Naturalmente, pensaba que había empezado a brotar sangre de los puntos o que estaba a punto de desmayarme o que el dolor de cabeza era insoportable.
—¡Mis sellos!
Eso fue todo lo que pude decir, y ella fue capaz de imaginar el resto.
Lo que hizo entonces fue ir a buscarlos. Fue sola al bosque del orfanato y registró el suelo donde me habían encontrado, pero no dio con el álbum en ninguna parte, no encontró ni siquiera un solo sello.
—¿Estás seguro de que los tenías? —me preguntó cuando llegó a casa.
—¡Sí! ¡Sí! ¡Están allí! ¡Tienen que estar allí! ¡No puedo perder mis sellos!
—Pero los he buscado a fondo. He mirado en todas partes.
—Pero ¿quién puede haberlos cogido? ¿Dónde pueden estar? ¡Son míos! ¡Tenemos que encontrarlos! ¡Son mis sellos!
No había consuelo posible. Imaginaba una horda de huérfanos que descubrían el álbum en el bosque y lo destrozaban con sus sucias manos. Les veía arrancar los sellos y comérselos y pisotearlos y echarlos a puñados en la taza del lavabo y tirar de la cadena en su espantoso cuarto de baño. Odiaban el álbum porque no era suyo, lo odiaban porque nada era suyo.
Como le pedí que no lo hiciera, mi madre no les contó a mi padre ni a mi hermano lo que había sido de mis sellos, ni les habló del dinero que tenía en los pantalones de Seldon.

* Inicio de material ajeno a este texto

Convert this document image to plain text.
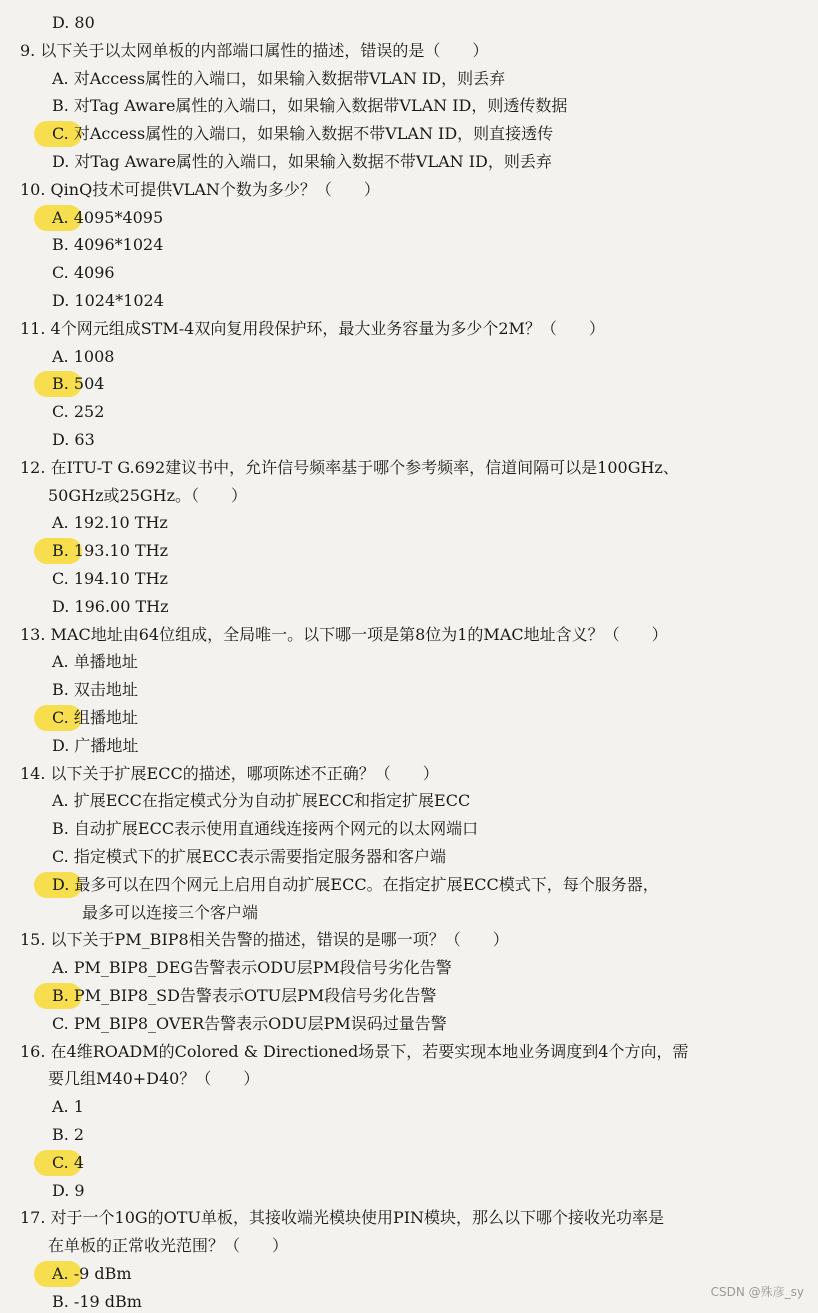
D. 80
9. 以下关于以太网单板的内部端口属性的描述，错误的是（　　）
A. 对Access属性的入端口，如果输入数据带VLAN ID，则丢弃
B. 对Tag Aware属性的入端口，如果输入数据带VLAN ID，则透传数据
C. 对Access属性的入端口，如果输入数据不带VLAN ID，则直接透传
D. 对Tag Aware属性的入端口，如果输入数据不带VLAN ID，则丢弃
10. QinQ技术可提供VLAN个数为多少？（　　）
A. 4095*4095
B. 4096*1024
C. 4096
D. 1024*1024
11. 4个网元组成STM-4双向复用段保护环，最大业务容量为多少个2M？（　　）
A. 1008
B. 504
C. 252
D. 63
12. 在ITU-T G.692建议书中，允许信号频率基于哪个参考频率，信道间隔可以是100GHz、
50GHz或25GHz。（　　）
A. 192.10 THz
B. 193.10 THz
C. 194.10 THz
D. 196.00 THz
13. MAC地址由64位组成，全局唯一。以下哪一项是第8位为1的MAC地址含义？（　　）
A. 单播地址
B. 双击地址
C. 组播地址
D. 广播地址
14. 以下关于扩展ECC的描述，哪项陈述不正确？（　　）
A. 扩展ECC在指定模式分为自动扩展ECC和指定扩展ECC
B. 自动扩展ECC表示使用直通线连接两个网元的以太网端口
C. 指定模式下的扩展ECC表示需要指定服务器和客户端
D. 最多可以在四个网元上启用自动扩展ECC。在指定扩展ECC模式下，每个服务器，
最多可以连接三个客户端
15. 以下关于PM_BIP8相关告警的描述，错误的是哪一项？（　　）
A. PM_BIP8_DEG告警表示ODU层PM段信号劣化告警
B. PM_BIP8_SD告警表示OTU层PM段信号劣化告警
C. PM_BIP8_OVER告警表示ODU层PM误码过量告警
16. 在4维ROADM的Colored & Directioned场景下，若要实现本地业务调度到4个方向，需
要几组M40+D40？（　　）
A. 1
B. 2
C. 4
D. 9
17. 对于一个10G的OTU单板，其接收端光模块使用PIN模块，那么以下哪个接收光功率是
在单板的正常收光范围？（　　）
A. -9 dBm
B. -19 dBm	CSDN @殊彦_sy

—Cuando te encontramos, tenías en el bolsillo diecinueve dólares y cincuenta centavos. No sé de dónde ha salido ese dinero ni quiero saberlo. El episodio ha terminado, es cosa pasada. Te he abierto una libreta en la Caja de Ahorros Howard. Lo he depositado allí para tu futuro.
Entonces me dio una pequeña libreta con mi nombre escrito en el interior y la cifra «19,50$», el primer y único apunte estampado en negro en la página de depósito.
—Gracias —le dije.
Y entonces expresó el juicio sobre su segundo hijo que creo que se llevó consigo hasta la tumba.
—Eres el niño más extraño… —me dijo—. No tenía ni idea. No sabía nada de ti.
Y a continuación me dio el abrecartas, el mosquete de peltre en miniatura adquirido en Mount Vernon. La culata estaba raspada y sucia, y la bayoneta un poco deformada. Lo había encontrado una tarde en que, sin que yo lo supiera, había salido corriendo del trabajo a la hora del almuerzo y había ido a examinar por segunda vez el suelo del bosque del orfanato, en busca del más pequeño resto de la colección de sellos que se había evaporado.